Abstract:
Contactin-associated protein-like 2 (CASPR2) and leucine-rich glioma-inactivated 1 (LGI1) are essential components of the voltage-gated Kv1 potassium channel complex and are extensively expressed in both central and peripheral nervous system. Autoimmune CASPR2 and LGI1 disorders commonly present with Morvan syndrome (Mos) and/or limbic encephalitis, but whether Guillain-Barré syndrome (GBS) is a specific clinical phenotype is unknown.
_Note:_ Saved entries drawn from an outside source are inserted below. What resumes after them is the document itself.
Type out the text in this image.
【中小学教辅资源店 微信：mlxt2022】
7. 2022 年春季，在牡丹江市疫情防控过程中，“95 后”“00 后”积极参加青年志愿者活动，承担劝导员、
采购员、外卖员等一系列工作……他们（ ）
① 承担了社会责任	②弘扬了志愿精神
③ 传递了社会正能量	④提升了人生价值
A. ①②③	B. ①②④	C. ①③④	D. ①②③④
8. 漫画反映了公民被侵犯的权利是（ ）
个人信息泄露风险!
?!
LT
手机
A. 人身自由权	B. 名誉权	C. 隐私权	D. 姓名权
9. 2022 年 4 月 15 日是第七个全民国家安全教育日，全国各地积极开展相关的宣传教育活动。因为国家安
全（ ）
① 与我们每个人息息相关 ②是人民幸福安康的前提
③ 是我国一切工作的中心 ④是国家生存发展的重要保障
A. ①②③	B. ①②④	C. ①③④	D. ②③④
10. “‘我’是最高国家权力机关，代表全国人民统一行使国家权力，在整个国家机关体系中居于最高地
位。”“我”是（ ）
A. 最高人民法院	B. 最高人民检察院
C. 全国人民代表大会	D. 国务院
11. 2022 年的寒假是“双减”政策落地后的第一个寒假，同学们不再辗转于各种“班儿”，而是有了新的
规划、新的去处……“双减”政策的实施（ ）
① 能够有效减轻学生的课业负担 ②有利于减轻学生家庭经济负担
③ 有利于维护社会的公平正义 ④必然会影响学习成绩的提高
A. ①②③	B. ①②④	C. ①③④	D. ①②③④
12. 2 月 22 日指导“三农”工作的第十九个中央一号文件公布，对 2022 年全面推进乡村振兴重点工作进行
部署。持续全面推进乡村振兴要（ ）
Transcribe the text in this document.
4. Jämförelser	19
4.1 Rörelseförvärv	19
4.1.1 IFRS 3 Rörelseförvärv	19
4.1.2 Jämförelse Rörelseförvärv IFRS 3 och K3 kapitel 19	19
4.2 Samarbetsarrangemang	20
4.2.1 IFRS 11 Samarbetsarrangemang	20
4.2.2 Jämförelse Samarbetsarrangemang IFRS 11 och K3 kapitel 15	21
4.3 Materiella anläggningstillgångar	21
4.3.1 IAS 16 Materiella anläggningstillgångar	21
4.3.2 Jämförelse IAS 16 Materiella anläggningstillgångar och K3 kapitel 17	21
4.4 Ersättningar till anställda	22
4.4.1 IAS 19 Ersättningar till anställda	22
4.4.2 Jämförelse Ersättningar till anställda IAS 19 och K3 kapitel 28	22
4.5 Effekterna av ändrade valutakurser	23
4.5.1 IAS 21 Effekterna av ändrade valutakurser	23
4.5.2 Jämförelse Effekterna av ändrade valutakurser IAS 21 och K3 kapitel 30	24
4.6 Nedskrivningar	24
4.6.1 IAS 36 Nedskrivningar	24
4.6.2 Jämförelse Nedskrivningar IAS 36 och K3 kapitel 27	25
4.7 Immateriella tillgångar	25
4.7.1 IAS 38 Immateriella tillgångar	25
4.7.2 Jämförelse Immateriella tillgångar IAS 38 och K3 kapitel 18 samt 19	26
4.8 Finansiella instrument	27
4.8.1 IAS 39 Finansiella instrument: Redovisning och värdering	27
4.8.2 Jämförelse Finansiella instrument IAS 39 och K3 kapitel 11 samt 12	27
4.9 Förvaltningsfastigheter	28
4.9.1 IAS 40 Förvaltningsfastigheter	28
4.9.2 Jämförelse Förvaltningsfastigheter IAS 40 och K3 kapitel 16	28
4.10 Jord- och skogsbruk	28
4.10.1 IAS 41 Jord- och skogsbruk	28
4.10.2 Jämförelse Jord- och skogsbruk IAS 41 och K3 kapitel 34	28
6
Here, we first reported an adult patient with dual CASPR2 and LGI1 antibodies in both serum and cerebrospinal fluid, who initially presented with a GBS-like syndrome and developed a typical MoS and respiratory paralysis, with a rapid resolution of his neurological symptoms and disappearance of autoantibodies after treatment with plasma exchange. Additionally, we also provided an overview of the previously reported GBS cases associated with CASPR2 or LGI1 antibodies. These cases expand the phenotypic spectrum of CASPR2 and LGI1 autoimmune syndromes, implying that these two antigens, especially CASPR2, are likely to participate in the etiology of GBS as a potential new target antigen, which deserves further exploration.
摘要:
接触素相关蛋白样2(CASPR2)和富含亮氨酸的神经胶质瘤灭活1(LGI1)是电压门控Kv1钾通道复合物的必需成分,并在中枢和周围神经系统中广泛表达。自身免疫性CASPR2和LGI1疾病通常伴有Morvan综合征(Mos)和/或边缘叶脑炎,但格林-巴利综合征(GBS)是否是一种特定的临床表型尚不清楚.这里,我们首先报道了一名成人患者,血清和脑脊液中同时存在双重CASPR2和LGI1抗体,最初表现为GBS样综合征,并发展为典型的MoS和呼吸麻痹,在血浆置换治疗后,他的神经系统症状迅速消退,自身抗体消失。此外,我们还概述了以前报道的与CASPR2或LGI1抗体相关的GBS病例.这些病例扩大了CASPR2和LGI1自身免疫综合征的表型谱,暗示这两种抗原,尤其是CASPR2,很可能作为潜在的新靶抗原参与GBS的病因学,值得进一步探索。